Another tactic is to fight the need to engage in a favorite dream, masturbation method, or even body position; instead, try something less uncomfortable but possibly less attractive. The idea here is that by gently altering the situation, your body and mind will not be susceptible to long-standing patterns of orgasm and masturbation. Gloves, condoms, and other similar items can also be helpful in this situation because they alter the sensation of your genitalia.

Returning to BDSM and partner play, a little role-playing of dominance and submission can also be beneficial since it offers a rigorous structure. Still, more importantly, it can support and encourage the person doing the edging. However, if this is something you're thinking about doing, please don't do it—that is, until you and your partner have learned as much as possible about the realities of BDSM play, with a focus on the potential emotional and physical hazards.

In Conclusion

Edging has been a successful and enjoyable method for many people to get much-needed control over how quickly or slowly they orgasm. Others have found that they may increase the intensity and duration of their orgasms like never before by backing away, getting close again, and repeating this repeatedly if they so choose.

However, there's another justification for thinking about edging, which I've kept for last since it's enormous.

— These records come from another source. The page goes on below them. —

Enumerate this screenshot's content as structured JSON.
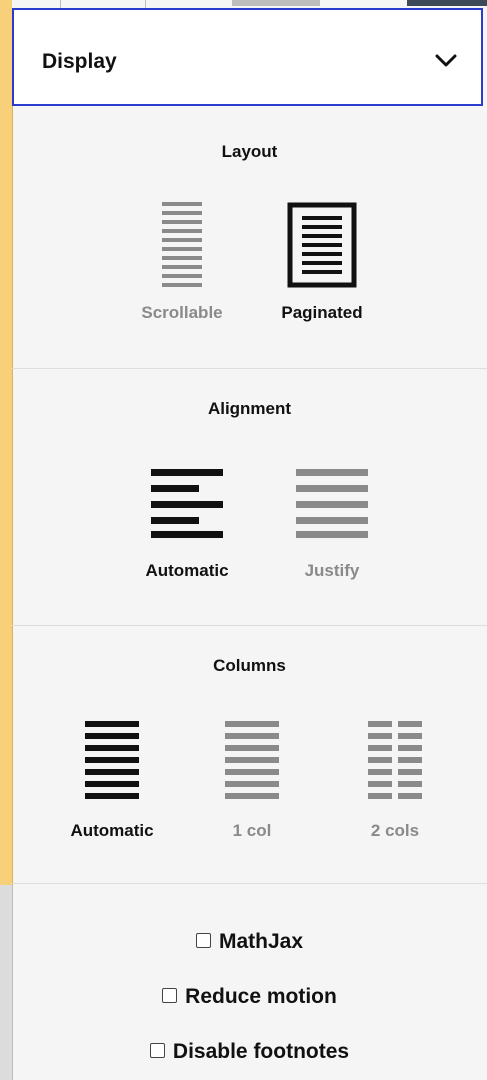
{
  "panel": {
    "title": "Display"
  },
  "layout": {
    "title": "Layout",
    "options": [
      {
        "label": "Scrollable",
        "selected": false
      },
      {
        "label": "Paginated",
        "selected": true
      }
    ]
  },
  "alignment": {
    "title": "Alignment",
    "options": [
      {
        "label": "Automatic",
        "selected": true
      },
      {
        "label": "Justify",
        "selected": false
      }
    ]
  },
  "columns": {
    "title": "Columns",
    "options": [
      {
        "label": "Automatic",
        "selected": true
      },
      {
        "label": "1 col",
        "selected": false
      },
      {
        "label": "2 cols",
        "selected": false
      }
    ]
  },
  "toggles": [
    {
      "label": "MathJax",
      "checked": false
    },
    {
      "label": "Reduce motion",
      "checked": false
    },
    {
      "label": "Disable footnotes",
      "checked": false
    }
  ],
  "colors": {
    "active": "#111111",
    "inactive": "#8a8a8a",
    "focus_border": "#2a3bd0"
  }
}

Edging may be a way to achieve what everyone deserves: the capacity to accept oneself sexually, unless you're among the lucky few for whom having sex is a fun activity free from the negative baggage of guilt, shame, or all those other toxic emotions that have too long plagued humanity.

Edging is accurate self-empowerment since it focuses on knowing your body and mind by committing to your pleasure. This, you think to yourself, is about learning more about my sexual identity.

And if you choose to try edging, you might experience the joy of loving yourself as well as orgasms with this knowledge.